Abstract
CAD or computer-aided detection is a valuable performance for exactly understanding medical images. Also, it has a worldwide business prospect. The present features concerning the four sub-steps—image pre-processing, segmentation, feature extraction, and classification—and the upcoming possibility of these systems in modern medical imaging have been studied in this chapter. Several researchers have highlighted the requirement for interaction between medical experts and engineers for effective improvement of these systems, and the present work is away on that track. The technological features of the above four steps in four imaging processes like magnetic resonance imaging (MRI), mammography, computed tomography (CT), and bone scintigraphy applied in the diagnosis of several acute diseases have been studied with a medical background. This chapter reviews these technological features with an observation to search the prospects to researchers along with the healthcare industry to offer reasonable medicinal facilities with approachability in even faraway localities.
TopIntroduction
In recent times, CAD or Computer-Aided Detection has become an important area of the modern clinical practice for the detection of tumors, renal stone, breast cancer, etc. (Bayer et al., 2020) (Hricak et al., 2016, El Naqa et al., 2021, Movik et al., 2017). This appears to specify that computer-aided detection is opening to be useful commonly in the recognition and difference identification of several dissimilar varieties of defects in medical images found in different analyses by practice of dissimilar imaging methods. Figure.1 shows the modules of the CAD system. CAD has become one of the core research issues in diagnostic radiology (Alhasan et al., 2021, Gao et al., 2018, Petranović Ovčariček et al., 2021, Morris et al., 2022). Though in 1960, initial efforts at the computerized investigation of medical images (Fan et al., 2019, Schultz et al., 2020, Watt., 2014) were prepared, and in 1980, a serious and methodical analysis of CAD was initiated with an essential modification in the theory for application of the computer output, from computerized diagnosis to CAD. With the help of computer-aided detection, radiologists use the report as a “2nd opinion” and make the ultimate decisions. Computer-Aided Detection is a conception recognized by considering similarly the parts of doctors and computers (Mastrocola et al., 2020, Park et al., 2016). A huge number of computer-aided detection systems consume been engaged in supporting doctors in the initial recognition of breast cancers on mammograms (Le et al., 2019, Gardezi et al., 2019).
Figure 1.
The modules of CAD system.
A CAD system that creates usage of lateral chest images has the probable to recover the whole performance in the recognition of lung nodules when joined with another CAD system for chest-PA (Posterior-Anterior) images (Dzefi-Tettey et al., 2020, Thakur et al., 2019, Fraioli et al., 2010). For the reason that vertebral fractures can be noticed consistently by a computer on lateral chest radiographs, radiologists’ accuracy in the identification of vertebral fractures would be enhanced by the practice of CAD, and therefore the initial diagnosis of osteoporosis would become possible (Park et al., 2016). In Magnetic resonance angiography (MRA), this system has been advanced for helping radiologists in the recognition of intracranial aneurysms (Li et al., 2021). On succeeding bone scan images, a CAD system for finding interval changes has been established by the usage of temporal subtraction images (Schultz et al., 2020). At some point, many CAD arrangements could be brought together as packages and applied as a part of (picture archiving and communication systems (PACS) (Toge et al., 2013).
Key Terms in this Chapter
Computer-Aided Detection (CAD): A technology considered to decrease observational inaccuracies and therefore the incorrect negative rates of doctors or physicians understanding medical images.

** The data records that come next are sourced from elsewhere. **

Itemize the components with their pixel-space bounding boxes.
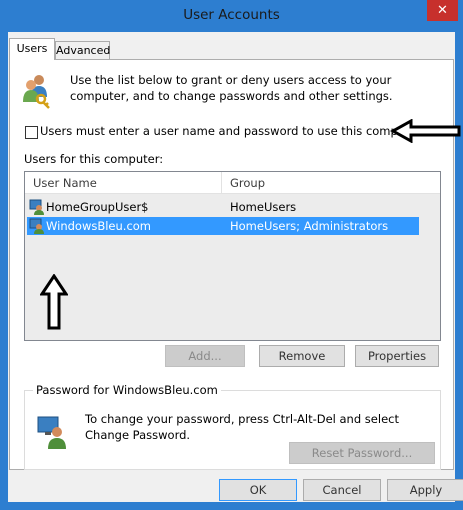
cancel-button[interactable]: Cancel <box>303 479 381 501</box>
user-name-cell: HomeGroupUser$ <box>46 200 149 214</box>
title-bar[interactable]: User Accounts ✕ <box>0 0 463 32</box>
user-group-cell: HomeUsers; Administrators <box>230 219 389 233</box>
tab-advanced[interactable]: Advanced <box>55 41 110 60</box>
require-password-label[interactable]: Users must enter a user name and passwor… <box>40 124 424 138</box>
dialog-client-area: Users Advanced Use the list below to gra… <box>8 32 463 502</box>
users-keys-icon <box>23 75 50 109</box>
window-title: User Accounts <box>183 7 280 23</box>
user-group-cell: HomeUsers <box>230 200 297 214</box>
user-accounts-window: User Accounts ✕ Users Advanced Use the l… <box>0 0 463 510</box>
apply-button[interactable]: Apply <box>387 479 463 501</box>
column-header-user-name[interactable]: User Name <box>25 172 222 194</box>
add-user-button[interactable]: Add... <box>165 345 245 367</box>
up-arrow-annotation <box>40 274 68 330</box>
users-listview[interactable]: User Name Group HomeGroupUser$ HomeUsers <box>24 171 441 341</box>
tab-users[interactable]: Users <box>9 38 55 60</box>
password-instructions: To change your password, press Ctrl-Alt-… <box>85 412 399 442</box>
table-row[interactable]: HomeGroupUser$ HomeUsers <box>27 198 419 216</box>
user-name-cell: WindowsBleu.com <box>46 219 151 233</box>
ok-button[interactable]: OK <box>219 479 297 501</box>
table-row-selected[interactable]: WindowsBleu.com HomeUsers; Administrator… <box>27 217 419 235</box>
require-password-checkbox[interactable] <box>25 126 38 139</box>
users-tab-panel: Use the list below to grant or deny user… <box>9 59 461 470</box>
reset-password-button[interactable]: Reset Password... <box>289 442 435 464</box>
properties-button[interactable]: Properties <box>355 345 439 367</box>
left-arrow-annotation <box>390 119 461 143</box>
user-computer-icon <box>37 416 66 449</box>
remove-user-button[interactable]: Remove <box>259 345 345 367</box>
password-group-title: Password for WindowsBleu.com <box>33 383 221 397</box>
column-header-group[interactable]: Group <box>222 172 440 194</box>
users-list-label: Users for this computer: <box>24 152 164 166</box>
listview-header: User Name Group <box>25 172 440 194</box>
intro-text: Use the list below to grant or deny user… <box>70 73 393 103</box>
user-icon <box>29 218 44 234</box>
password-groupbox: Password for WindowsBleu.com To change y… <box>24 383 441 470</box>
user-icon <box>29 199 44 215</box>
close-button[interactable]: ✕ <box>427 0 458 21</box>
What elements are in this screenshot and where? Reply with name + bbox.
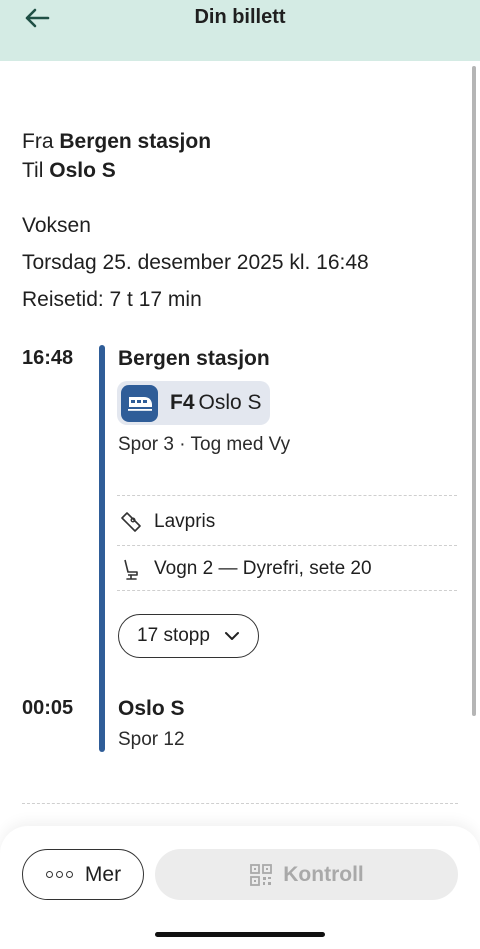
divider bbox=[117, 545, 457, 546]
chevron-down-icon bbox=[224, 631, 240, 641]
seat-row: Vogn 2 — Dyrefri, sete 20 bbox=[118, 556, 372, 582]
divider bbox=[117, 590, 457, 591]
control-button[interactable]: Kontroll bbox=[155, 849, 458, 900]
travel-duration: Reisetid: 7 t 17 min bbox=[22, 288, 202, 311]
page-title: Din billett bbox=[194, 6, 286, 28]
ticket-info: Voksen Torsdag 25. desember 2025 kl. 16:… bbox=[22, 207, 369, 318]
arrival-platform: Spor 12 bbox=[118, 729, 185, 750]
qr-code-icon bbox=[249, 863, 273, 887]
divider bbox=[22, 803, 458, 804]
traveler-type: Voksen bbox=[22, 214, 91, 237]
seat-info: Vogn 2 — Dyrefri, sete 20 bbox=[154, 558, 372, 579]
line-id: F4 bbox=[170, 391, 195, 414]
travel-date: Torsdag 25. desember 2025 kl. 16:48 bbox=[22, 251, 369, 274]
fare-type: Lavpris bbox=[154, 511, 216, 532]
top-bar: Din billett bbox=[0, 0, 480, 61]
train-line-text: F4 Oslo S bbox=[170, 391, 262, 415]
control-label: Kontroll bbox=[283, 862, 364, 886]
home-indicator[interactable] bbox=[155, 932, 325, 937]
departure-time: 16:48 bbox=[22, 347, 74, 369]
train-line-chip[interactable]: F4 Oslo S bbox=[117, 381, 270, 425]
seat-icon bbox=[118, 556, 144, 582]
to-station: Oslo S bbox=[49, 159, 116, 182]
more-button[interactable]: Mer bbox=[22, 849, 144, 900]
from-label: Fra bbox=[22, 130, 54, 153]
more-label: Mer bbox=[84, 862, 122, 886]
to-label: Til bbox=[22, 159, 44, 182]
fare-row: Lavpris bbox=[118, 509, 215, 535]
route-summary: Fra Bergen stasjon Til Oslo S bbox=[22, 127, 211, 185]
ticket-icon bbox=[118, 509, 144, 535]
to-row: Til Oslo S bbox=[22, 156, 211, 185]
scrollbar[interactable] bbox=[472, 66, 476, 716]
divider bbox=[117, 495, 457, 496]
more-dots-icon bbox=[45, 871, 75, 878]
arrival-time: 00:05 bbox=[22, 697, 74, 719]
stops-count: 17 stopp bbox=[137, 625, 210, 646]
journey-line bbox=[99, 345, 105, 752]
from-station: Bergen stasjon bbox=[59, 130, 212, 153]
train-icon bbox=[121, 384, 158, 422]
stops-toggle-button[interactable]: 17 stopp bbox=[118, 614, 259, 658]
departure-station: Bergen stasjon bbox=[118, 347, 270, 370]
departure-platform: Spor 3 · Tog med Vy bbox=[118, 434, 291, 455]
from-row: Fra Bergen stasjon bbox=[22, 127, 211, 156]
line-destination: Oslo S bbox=[198, 391, 262, 414]
arrival-station: Oslo S bbox=[118, 697, 185, 720]
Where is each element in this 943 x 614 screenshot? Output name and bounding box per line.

Magnetic Resonance Imaging (MRI): A non-invasive imaging technology that makes 3D detailed anatomical images. It is a harmless and painless test that procedures magnets and radio waves to create detailed images of the body's organs, soft tissues, muscles, and structures.
Bone Scintigraphy: A bone scan is a specific radiology method used to test the numerous bones of the skeleton. It is done to classify areas of physical and chemical modifications in bone. A bone scan may also be applied to monitor the progress of treatment under assured circumstances.
Medical Image: It is basically a modern diagnostic field of treatment in which doctors or clinicians recreate several images of parts of the body for treatment or diagnostic purposes.
Feature Extraction: The procedure of transforming raw data into numerical features which can be managed while conserving the evidence in the new data set.